On the continent, say Germany, Netherlands, Denmark, Sweden and Iberia horse racing is not so big, but horse sports SJ, Dressage and Eventing (to a lesser extent) are big. The UK breeds TB's but we don't have the breeding programmes in place to cover the other disciplines and therefore don't attract the same patron's or big money.

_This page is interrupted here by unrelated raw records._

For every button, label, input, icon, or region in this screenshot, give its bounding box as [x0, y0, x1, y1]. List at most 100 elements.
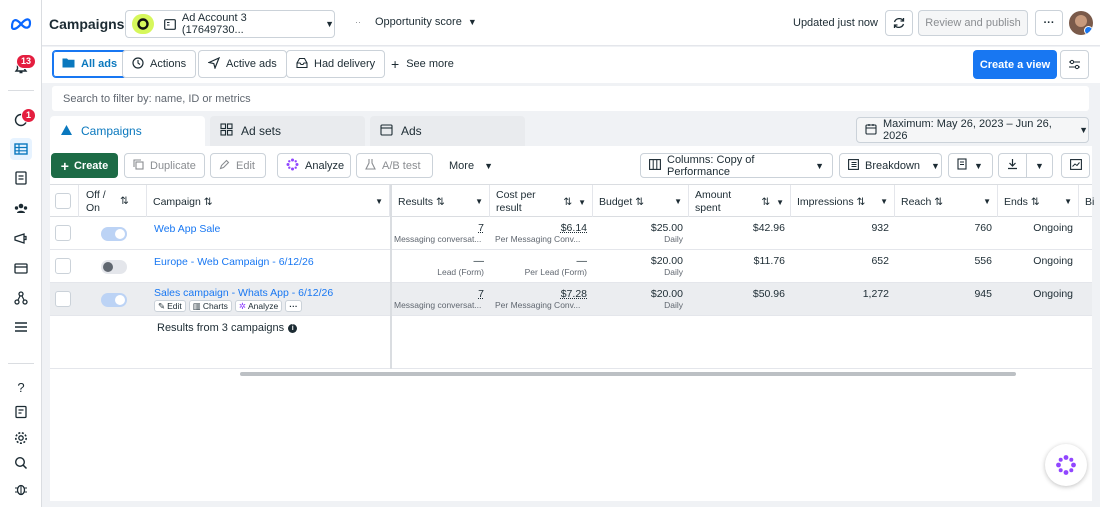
ads-manager-table-icon[interactable] — [10, 138, 32, 160]
settings-gear-icon[interactable] — [10, 427, 32, 449]
chevron-down-icon: ▼ — [776, 197, 784, 207]
audiences-icon[interactable] — [10, 197, 32, 219]
billing-icon[interactable] — [10, 257, 32, 279]
header-label: result — [496, 201, 522, 214]
row-checkbox[interactable] — [55, 258, 71, 274]
charts-toggle-button[interactable] — [1061, 153, 1090, 178]
tab-campaigns[interactable]: Campaigns — [50, 116, 205, 146]
tab-label: Campaigns — [81, 124, 142, 138]
header-impressions[interactable]: Impressions ⇅ ▼ — [791, 185, 895, 218]
analyze-button[interactable]: Analyze — [277, 153, 351, 178]
header-amount-spent[interactable]: Amount spent ⇅ ▼ — [689, 185, 791, 218]
edit-button[interactable]: Edit — [210, 153, 266, 178]
reports-icon[interactable] — [10, 167, 32, 189]
campaign-toggle[interactable] — [101, 293, 127, 307]
chevron-down-icon: ▼ — [578, 197, 586, 207]
header-label: Impressions — [797, 195, 854, 208]
table-row[interactable]: Sales campaign - Whats App - 6/12/26 ✎ Ed… — [50, 283, 1092, 316]
campaign-name-link[interactable]: Europe - Web Campaign - 6/12/26 — [154, 256, 314, 268]
cost-cell: — Per Lead (Form) — [490, 250, 593, 283]
search-input[interactable]: Search to filter by: name, ID or metrics — [52, 86, 1089, 111]
see-more-button[interactable]: + See more — [391, 57, 454, 71]
bug-report-icon[interactable] — [10, 478, 32, 500]
campaign-name-link[interactable]: Web App Sale — [154, 223, 220, 235]
budget-cell[interactable]: $25.00 Daily — [593, 217, 689, 250]
notifications-badge: 13 — [16, 54, 37, 69]
ad-account-selector[interactable]: Ad Account 3 (17649730... ▼ — [125, 10, 335, 38]
see-more-label: See more — [406, 58, 454, 70]
chip-all-ads[interactable]: All ads — [52, 50, 128, 78]
header-ends[interactable]: Ends ⇅ ▼ — [998, 185, 1079, 218]
export-button[interactable] — [998, 153, 1027, 178]
chip-had-delivery[interactable]: Had delivery — [286, 50, 386, 78]
budget-value: $25.00 — [650, 222, 683, 234]
columns-dropdown[interactable]: Columns: Copy of Performance ▼ — [640, 153, 833, 178]
sort-icon: ⇅ — [563, 195, 573, 208]
row-edit-button[interactable]: ✎ Edit — [154, 300, 186, 312]
ab-test-button[interactable]: A/B test — [356, 153, 433, 178]
more-dropdown[interactable]: More ▼ — [449, 160, 493, 172]
create-button[interactable]: + Create — [51, 153, 118, 178]
menu-icon[interactable] — [10, 316, 32, 338]
breakdown-dropdown[interactable]: Breakdown ▼ — [839, 153, 942, 178]
row-checkbox[interactable] — [55, 291, 71, 307]
row-charts-button[interactable]: ▥ Charts — [188, 300, 232, 312]
guides-icon[interactable] — [10, 401, 32, 423]
budget-period: Daily — [664, 267, 683, 277]
duplicate-button[interactable]: Duplicate — [124, 153, 205, 178]
refresh-button[interactable] — [885, 10, 913, 36]
chevron-down-icon: ▼ — [1035, 160, 1044, 171]
header-budget[interactable]: Budget ⇅ ▼ — [593, 185, 689, 218]
campaign-toggle[interactable] — [101, 227, 127, 241]
header-bid[interactable]: Bi — [1079, 185, 1094, 218]
header-label: Results — [398, 195, 434, 208]
budget-period: Daily — [664, 234, 683, 244]
opportunity-score[interactable]: ·· Opportunity score ▼ — [355, 16, 477, 28]
search-icon[interactable] — [10, 452, 32, 474]
ad-account-name: Ad Account 3 (17649730... — [181, 12, 247, 36]
breakdown-label: Breakdown — [865, 159, 921, 172]
reports-dropdown[interactable]: ▼ — [948, 153, 993, 178]
flask-icon — [365, 158, 376, 173]
campaign-name-link[interactable]: Sales campaign - Whats App - 6/12/26 — [154, 287, 333, 299]
select-all-checkbox[interactable] — [55, 193, 71, 209]
header-cost-per-result[interactable]: Cost per result ⇅ ▼ — [490, 185, 593, 218]
more-options-button[interactable]: ··· — [1035, 10, 1063, 36]
search-placeholder: Search to filter by: name, ID or metrics — [63, 92, 251, 105]
create-view-button[interactable]: Create a view — [973, 50, 1057, 79]
chip-actions[interactable]: Actions — [122, 50, 197, 78]
review-publish-button[interactable]: Review and publish — [918, 10, 1028, 36]
send-icon — [207, 56, 221, 72]
avatar[interactable] — [1069, 11, 1093, 35]
header-off-on[interactable]: Off / On ⇅ — [79, 185, 147, 218]
row-more-button[interactable]: ··· — [285, 300, 302, 312]
horizontal-scrollbar[interactable] — [240, 372, 1016, 376]
chip-active-ads[interactable]: Active ads — [198, 50, 287, 78]
export-options-dropdown[interactable]: ▼ — [1026, 153, 1053, 178]
results-value: 7 — [478, 288, 484, 300]
campaign-toggle[interactable] — [101, 260, 127, 274]
sort-icon: ⇅ — [856, 195, 866, 208]
header-label: Off / On — [86, 188, 106, 214]
ai-assistant-button[interactable] — [1045, 444, 1087, 486]
header-results[interactable]: Results ⇅ ▼ — [390, 185, 490, 218]
refresh-icon — [893, 17, 905, 29]
campaign-megaphone-icon[interactable] — [10, 227, 32, 249]
integrations-icon[interactable] — [10, 287, 32, 309]
info-icon[interactable]: i — [288, 323, 298, 333]
view-settings-button[interactable] — [1060, 50, 1089, 79]
row-analyze-button[interactable]: ✲ Analyze — [234, 300, 283, 312]
header-campaign[interactable]: Campaign ⇅ ▼ — [147, 185, 390, 218]
table-row[interactable]: Europe - Web Campaign - 6/12/26 — Lead (… — [50, 250, 1092, 283]
tab-ads[interactable]: Ads — [370, 116, 525, 146]
cost-type: Per Lead (Form) — [524, 267, 587, 277]
meta-logo[interactable] — [10, 12, 32, 34]
header-reach[interactable]: Reach ⇅ ▼ — [895, 185, 998, 218]
table-row[interactable]: Web App Sale 7 Messaging conversat... $6… — [50, 217, 1092, 250]
budget-cell[interactable]: $20.00 Daily — [593, 250, 689, 283]
help-icon[interactable]: ? — [10, 376, 32, 398]
tab-ad-sets[interactable]: Ad sets — [210, 116, 365, 146]
budget-cell[interactable]: $20.00 Daily — [593, 283, 689, 316]
date-range-picker[interactable]: Maximum: May 26, 2023 – Jun 26, 2026 ▼ — [856, 117, 1089, 143]
row-checkbox[interactable] — [55, 225, 71, 241]
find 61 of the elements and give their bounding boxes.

I'm just talking aloud...but it does surprise me that we seem to lose a disproportionate amount of top horses as we don't have the patrons to keep them in this country.


----------



## xxlindeyxx (13 August 2012)

Ive just seen on twitter that Uthopia and Valegro are going for 6m each. Its not confirmed though so dont get angry with me if its wrong 
Source from someone who did a photoshoot with carl.


----------



## redriverrock (13 August 2012)

xxlindeyxx said:



			Ive just seen on twitter that Uthopia and Valegro are going for 6m each. Its not confirmed though so dont get angry with me if its wrong 
Source from someone who did a photoshoot with carl.
		
Click to expand...

Ive just seen the source of this 'info'...not very professional, unless he has been told it is OK to announce this info or it is just hearsay. Carls twitter has said nothing other than a lovely photo of Valegro munching in his field!


----------



## silu (13 August 2012)

If it's true, hope the press doesn't get hold of it as there is enough justifiable? bad publicity about equestrianism being elitist atm. If the tabloids pick it up they will have a field day.Doubt Tom Daley's swimming trunks however cute! would be worth even 4 figures.


----------



## redriverrock (13 August 2012)

Just had a tweet from the source who states they are both up for sale for 6m each (he is a pro equine photographer) who  when i questioned if in a professional role he should be releasing info about clients said it is general knowledge? Cant say I have seen anything official, maybe it is true...infact Im sure it is true they will be sold but there seems to be alot of people claiming to have the inside story!


----------



## Amymay (13 August 2012)

Well, if the horses are for sale, then of course the price will be common knowledge.  So hardly any confidences broken...........


----------



## redriverrock (13 August 2012)

Well im not sure it really works like that and he also mentioned that charlotte was getting a cut...just think when you are a pro anything it is unprofessional to tweet about your clients business affairs...sorry maybe just me being funny!


----------



## blackislegirl (13 August 2012)

I was feeling very sad about Valegro and Uthopia being sold, until I realised that I had to consider them as 'works of art' rather than pets. Artists work long and hard to produce beautiful pieces, and their pay-off is the sale price - they are not on salaries with pension plans etc.  I think it must be the same with Carl Hester.  Otoh I believe that Laura B's grandfather is a multi-millionaire property developer, so perhaps Mistral Horijs can be a pet as well as a work of art.


----------



## -Sj- (13 August 2012)

Not sure what the problem is with them being sold on. 
As said before Carl is a producer of top end horses, it's his livelihood! Can just imagine what the running costs for his yard would be.... sends shivers down my spine at the thought!


----------



## Freya27 (13 August 2012)

My biggest worry if they're sold, is that they'll be kept so differently. Carl is known for turning his out, giving them hacking etc, but (I think) Germany, Holland etc tend to keep their horses in all the time. If turn out keeps his sane and happy..then I feel real sorry for them if they have to go and live in a box for the rest of their working life. I expect they would perform very differently if that were the case


----------



## xxlindeyxx (13 August 2012)

Freya27 said:



			My biggest worry if they're sold, is that they'll be kept so differently. Carl is known for turning his out, giving them hacking etc, but (I think) Germany, Holland etc tend to keep their horses in all the time. If turn out keeps his sane and happy..then I feel real sorry for them if they have to go and live in a box for the rest of their working life. I expect they would perform very differently if that were the case 

Click to expand...

I agree with you , their performance will be different if unhappy about how they live. Not to mention they may be trained differently maybe even with Rollkur


----------